Solving that by hand looks tricky, so I'd suggest the use of a calculator if you can:
http://www.wolframalpha.com/input/?i=a%2Bc%3D1%2C+-2a%2Bb%2Bd%3D-2%2C+2a-2b%2Bc%3D2%2C+2b%2Bd%3D-2

Answer 18

On the test, were you allowed to solve that using a calculator?

Answer 19

On a non-calculator test, you're likely to get a much easier problem where the coefficients are much easier to solve.
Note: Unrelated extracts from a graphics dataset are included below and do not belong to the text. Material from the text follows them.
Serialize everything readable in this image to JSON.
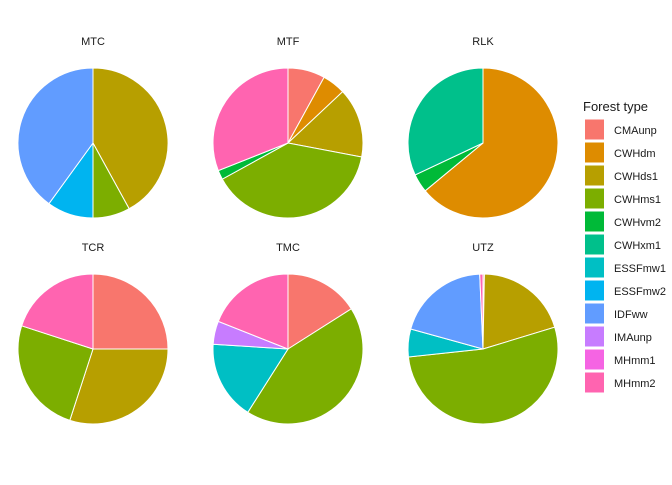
{
  "chart_data": {
    "type": "pie",
    "facet_layout": "3x2 grid",
    "background": "#ffffff",
    "slice_border_color": "#ffffff",
    "start_angle": "12 o'clock",
    "direction": "clockwise",
    "legend": {
      "title": "Forest type",
      "placement": "right",
      "items": [
        {
          "label": "CMAunp",
          "color": "#F8766D"
        },
        {
          "label": "CWHdm",
          "color": "#DE8C00"
        },
        {
          "label": "CWHds1",
          "color": "#B79F00"
        },
        {
          "label": "CWHms1",
          "color": "#7CAE00"
        },
        {
          "label": "CWHvm2",
          "color": "#00BA38"
        },
        {
          "label": "CWHxm1",
          "color": "#00C08B"
        },
        {
          "label": "ESSFmw1",
          "color": "#00BFC4"
        },
        {
          "label": "ESSFmw2",
          "color": "#00B4F0"
        },
        {
          "label": "IDFww",
          "color": "#619CFF"
        },
        {
          "label": "IMAunp",
          "color": "#C77CFF"
        },
        {
          "label": "MHmm1",
          "color": "#F564E3"
        },
        {
          "label": "MHmm2",
          "color": "#FF64B0"
        }
      ]
    },
    "panels": [
      {
        "title": "MTC",
        "slices": [
          {
            "type": "CWHds1",
            "value": 42
          },
          {
            "type": "CWHms1",
            "value": 8
          },
          {
            "type": "ESSFmw2",
            "value": 10
          },
          {
            "type": "IDFww",
            "value": 40
          }
        ]
      },
      {
        "title": "MTF",
        "slices": [
          {
            "type": "CMAunp",
            "value": 8
          },
          {
            "type": "CWHdm",
            "value": 5
          },
          {
            "type": "CWHds1",
            "value": 15
          },
          {
            "type": "CWHms1",
            "value": 39
          },
          {
            "type": "CWHvm2",
            "value": 2
          },
          {
            "type": "MHmm2",
            "value": 31
          }
        ]
      },
      {
        "title": "RLK",
        "slices": [
          {
            "type": "CWHdm",
            "value": 64
          },
          {
            "type": "CWHvm2",
            "value": 4
          },
          {
            "type": "CWHxm1",
            "value": 32
          }
        ]
      },
      {
        "title": "TCR",
        "slices": [
          {
            "type": "CMAunp",
            "value": 25
          },
          {
            "type": "CWHds1",
            "value": 30
          },
          {
            "type": "CWHms1",
            "value": 25
          },
          {
            "type": "MHmm2",
            "value": 20
          }
        ]
      },
      {
        "title": "TMC",
        "slices": [
          {
            "type": "CMAunp",
            "value": 16
          },
          {
            "type": "CWHms1",
            "value": 43
          },
          {
            "type": "ESSFmw1",
            "value": 17
          },
          {
            "type": "IMAunp",
            "value": 5
          },
          {
            "type": "MHmm2",
            "value": 19
          }
        ]
      },
      {
        "title": "UTZ",
        "slices": [
          {
            "type": "CMAunp",
            "value": 0.3
          },
          {
            "type": "CWHds1",
            "value": 20
          },
          {
            "type": "CWHms1",
            "value": 53
          },
          {
            "type": "ESSFmw1",
            "value": 6
          },
          {
            "type": "IDFww",
            "value": 20
          },
          {
            "type": "MHmm2",
            "value": 0.7
          }
        ]
      }
    ]
  }
}
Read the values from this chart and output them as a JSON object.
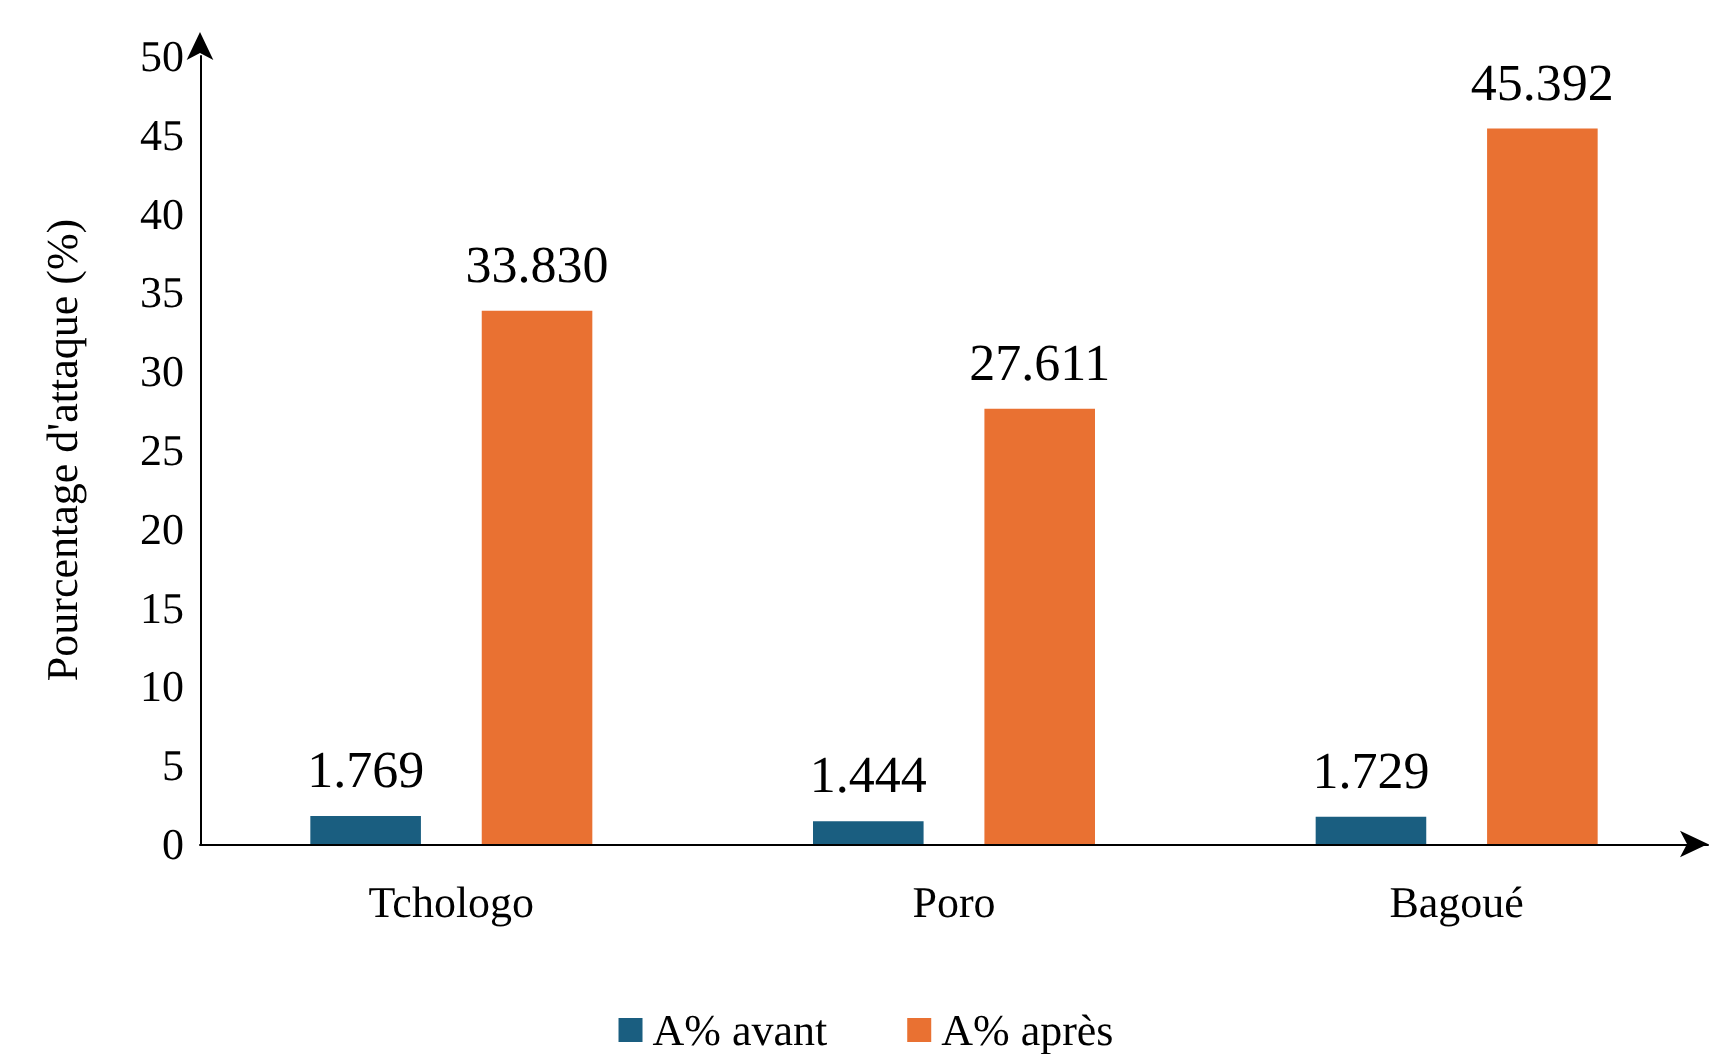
{
  "chart_data": {
    "type": "bar",
    "ylabel": "Pourcentage d'attaque (%)",
    "categories": [
      "Tchologo",
      "Poro",
      "Bagoué"
    ],
    "series": [
      {
        "name": "A% avant",
        "color": "#1a5e80",
        "values": [
          1.769,
          1.444,
          1.729
        ],
        "value_labels": [
          "1.769",
          "1.444",
          "1.729"
        ]
      },
      {
        "name": "A% après",
        "color": "#e97132",
        "values": [
          33.83,
          27.611,
          45.392
        ],
        "value_labels": [
          "33.830",
          "27.611",
          "45.392"
        ]
      }
    ],
    "ylim": [
      0,
      50
    ],
    "yticks": [
      0,
      5,
      10,
      15,
      20,
      25,
      30,
      35,
      40,
      45,
      50
    ],
    "grid": false,
    "legend": "bottom"
  }
}
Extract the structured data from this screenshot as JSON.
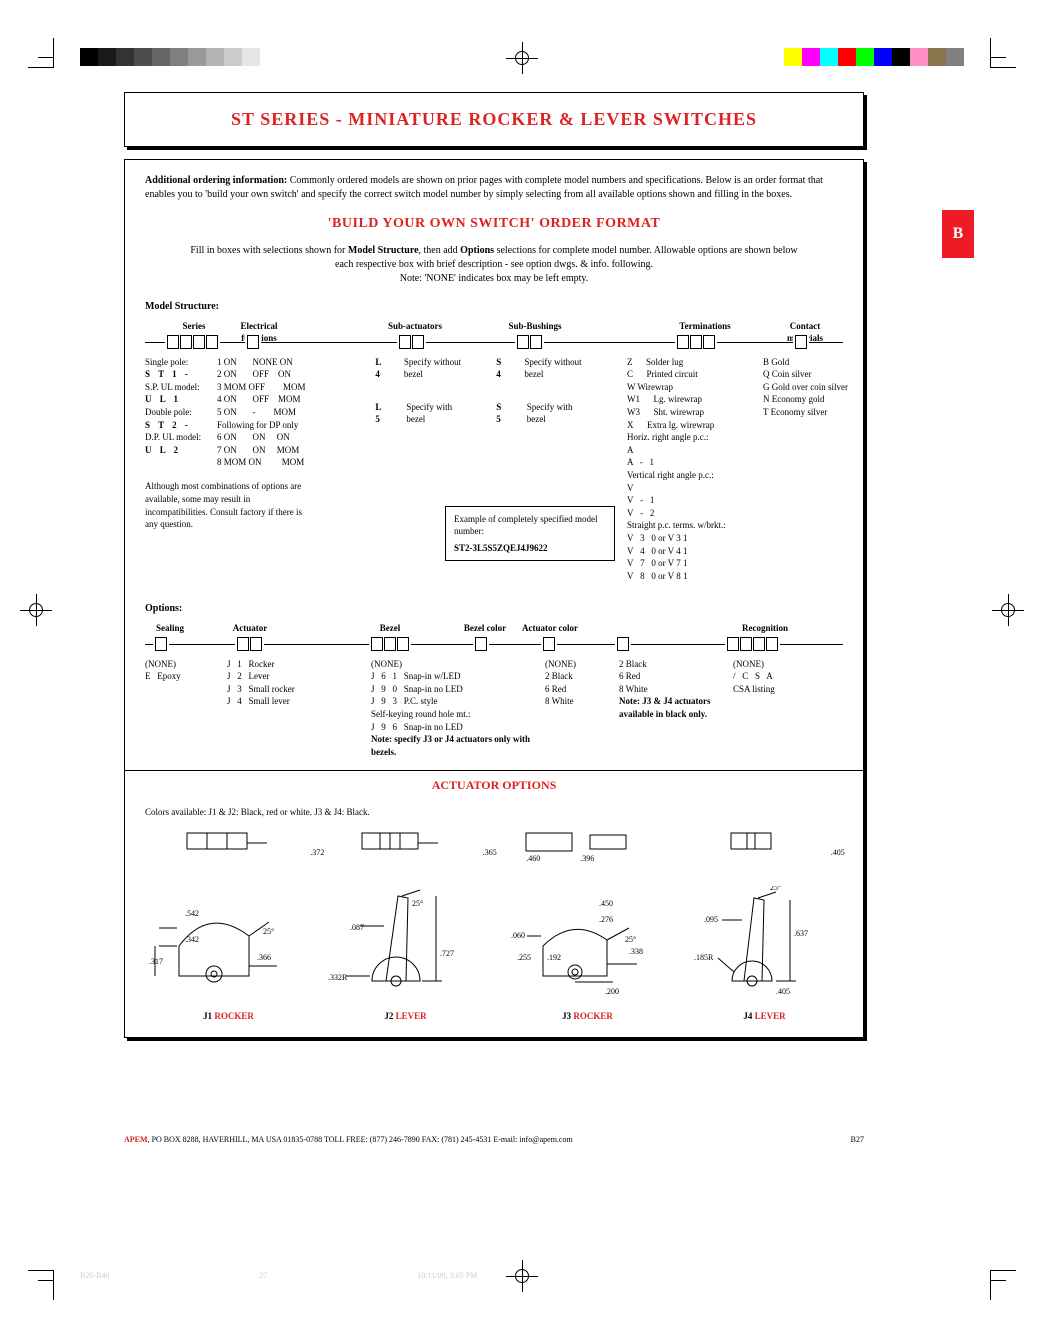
{
  "printer_colors_left": [
    "#000000",
    "#1a1a1a",
    "#333333",
    "#4d4d4d",
    "#666666",
    "#808080",
    "#999999",
    "#b3b3b3",
    "#cccccc",
    "#e6e6e6"
  ],
  "printer_colors_right": [
    "#ffff00",
    "#ff00ff",
    "#00ffff",
    "#ff0000",
    "#00ff00",
    "#0000ff",
    "#000000",
    "#ff8fc6",
    "#86754d",
    "#808080"
  ],
  "title": "ST SERIES - MINIATURE ROCKER & LEVER SWITCHES",
  "tab_letter": "B",
  "intro_bold": "Additional ordering information:",
  "intro_text": " Commonly ordered models are shown on prior pages with complete model numbers and specifications. Below is an order format that enables you to 'build your own switch' and specify the correct switch model number by simply selecting from all available options shown and filling in the boxes.",
  "build_title": "'BUILD YOUR OWN SWITCH' ORDER FORMAT",
  "instructions_1": "Fill in boxes with selections shown for ",
  "instructions_b1": "Model Structure",
  "instructions_2": ", then add ",
  "instructions_b2": "Options",
  "instructions_3": " selections for complete model number. Allowable options are shown below each respective box with brief description - see option dwgs. & info. following.",
  "instructions_4": "Note: 'NONE' indicates box may be left empty.",
  "model_structure_label": "Model Structure:",
  "headers": {
    "series": "Series",
    "efunc": "Electrical\nfunctions",
    "subact": "Sub-actuators",
    "subbush": "Sub-Bushings",
    "term": "Terminations",
    "contact": "Contact\nmaterials"
  },
  "series_block": {
    "sp": "Single pole:",
    "st1": "S   T   1   -",
    "sp_ul": "S.P. UL model:",
    "ul1": "U   L   1",
    "dp": "Double pole:",
    "st2": "S   T   2   -",
    "dp_ul": "D.P. UL model:",
    "ul2": "U   L   2"
  },
  "efunc_rows": [
    "1 ON       NONE ON",
    "2 ON       OFF    ON",
    "3 MOM OFF        MOM",
    "4 ON       OFF    MOM",
    "5 ON       -        MOM",
    "Following for DP only",
    "6 ON       ON     ON",
    "7 ON       ON     MOM",
    "8 MOM ON         MOM"
  ],
  "subact": {
    "l4_code": "L   4",
    "l4_desc": "Specify without bezel",
    "l5_code": "L   5",
    "l5_desc": "Specify with bezel"
  },
  "subbush": {
    "s4_code": "S   4",
    "s4_desc": "Specify without bezel",
    "s5_code": "S   5",
    "s5_desc": "Specify with bezel"
  },
  "terminations": [
    "Z      Solder lug",
    "C      Printed circuit",
    "W Wirewrap",
    "W1      Lg. wirewrap",
    "W3      Sht. wirewrap",
    "X      Extra lg. wirewrap",
    "Horiz. right angle p.c.:",
    "A",
    "A   -   1",
    "Vertical right angle p.c.:",
    "V",
    "V   -   1",
    "V   -   2",
    "Straight p.c. terms. w/brkt.:",
    "V   3   0 or V 3 1",
    "V   4   0 or V 4 1",
    "V   7   0 or V 7 1",
    "V   8   0 or V 8 1"
  ],
  "contact_materials": [
    "B Gold",
    "Q Coin silver",
    "G Gold over coin silver",
    "N Economy gold",
    "T Economy silver"
  ],
  "compat_note": "Although most combinations of options are available, some may result in incompatibilities. Consult factory if there is any question.",
  "example_label": "Example of completely specified model number:",
  "example_model": "ST2-3L5S5ZQEJ4J9622",
  "options_label": "Options:",
  "opt_headers": {
    "sealing": "Sealing",
    "actuator": "Actuator",
    "bezel": "Bezel",
    "bcolor": "Bezel color",
    "acolor": "Actuator color",
    "recog": "Recognition"
  },
  "opt_sealing": [
    "(NONE)",
    "E   Epoxy"
  ],
  "opt_actuator": [
    "J   1   Rocker",
    "J   2   Lever",
    "J   3   Small rocker",
    "J   4   Small lever"
  ],
  "opt_bezel": [
    "(NONE)",
    "J   6   1   Snap-in w/LED",
    "J   9   0   Snap-in no LED",
    "J   9   3   P.C. style",
    "Self-keying round hole mt.:",
    "J   9   6   Snap-in no LED"
  ],
  "opt_bezel_note": "Note: specify J3 or J4 actuators only with bezels.",
  "opt_bcolor": [
    "(NONE)",
    "2 Black",
    "6 Red",
    "8 White"
  ],
  "opt_acolor": [
    "2 Black",
    "6 Red",
    "8 White"
  ],
  "opt_acolor_note": "Note: J3 & J4 actuators available in black only.",
  "opt_recog": [
    "(NONE)",
    "/   C   S   A",
    "CSA listing"
  ],
  "actuator_title": "ACTUATOR OPTIONS",
  "actuator_colors_note": "Colors available: J1 & J2: Black, red or white. J3 & J4: Black.",
  "diag_top": {
    "j1": ".372",
    "j2": ".365",
    "j3a": ".460",
    "j3b": ".396",
    "j4": ".405"
  },
  "diag_labels": {
    "j1": "J1  ROCKER",
    "j2": "J2  LEVER",
    "j3": "J3  ROCKER",
    "j4": "J4  LEVER"
  },
  "diag_dims": {
    "j1": {
      "a": ".542",
      "b": ".342",
      "c": ".25°",
      "d": ".366",
      "e": ".317"
    },
    "j2": {
      "a": "25°",
      "b": ".087",
      "c": ".332R",
      "d": ".727"
    },
    "j3": {
      "a": ".450",
      "b": ".276",
      "c": ".060",
      "d": ".255",
      "e": ".192",
      "f": "25°",
      "g": ".338",
      "h": ".200"
    },
    "j4": {
      "a": "25°",
      "b": ".095",
      "c": ".185R",
      "d": ".637",
      "e": ".405"
    }
  },
  "footer": {
    "brand": "APEM",
    "addr": ", PO BOX 8288, HAVERHILL, MA USA 01835-0788  TOLL FREE: (877) 246-7890  FAX: (781) 245-4531  E-mail: info@apem.com",
    "page": "B27"
  },
  "print_meta": {
    "a": "B26-B40",
    "b": "27",
    "c": "10/11/00, 3:05 PM"
  }
}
If you're intent on solving this by hand, I'd suggest using a matrix method, where you would solve the matrix equation
\[\begin{pmatrix}1&0&1&0\\-2&1&0&1\\2&-2&1&0\\0&2&0&1\end{pmatrix}\begin{pmatrix}A\\B\\C\\D\end{pmatrix}=\begin{pmatrix}1\\-2\\2\\-2\end{pmatrix}\]

Answer 20

Okay, so once you get A, B, C, D, how do you write the Laplace?

Answer 21

So you have
\[Y(s)=\frac{1}{5}\left(\frac{s-2}{s^2+1}\right)+\frac{1}{5}\left(\frac{4s-6}{s^2-2s+2}\right)\]
Take the inverse Laplace transform of both sides and you have
\[y(t)=\frac{1}{5}\mathcal{L}^{-1}\left\{\frac{s-2}{s^2+1}\right\}+\frac{1}{5}\mathcal{L}^{-1}\left\{\frac{4s-6}{s^2-2s+2}\right\}\]
Following so far?

I think it would be easier to approach this one term at a time.

Answer 22

Okay, thanks.

Answer 23

HAHAHA!

Answer 24

Do you think you can take care of the inverse transforming? It shouldn't be too difficult if you break it up into multiple fractions.

Answer 25

Yes. I get the idea.

Answer 26

@Loser66, Of course there are plenty of tougher things than this. The only tough part about this problem is the algebra haha

Answer 27

I know, right? I used to be good at algebra...

Answer 28

I have question, what math subject comes after partial differential equations for physics and electrical engineering majors?

Answer 29

I don't know about that, I'm just a math major. I get to have my pick of subjects.

Answer 30

I see.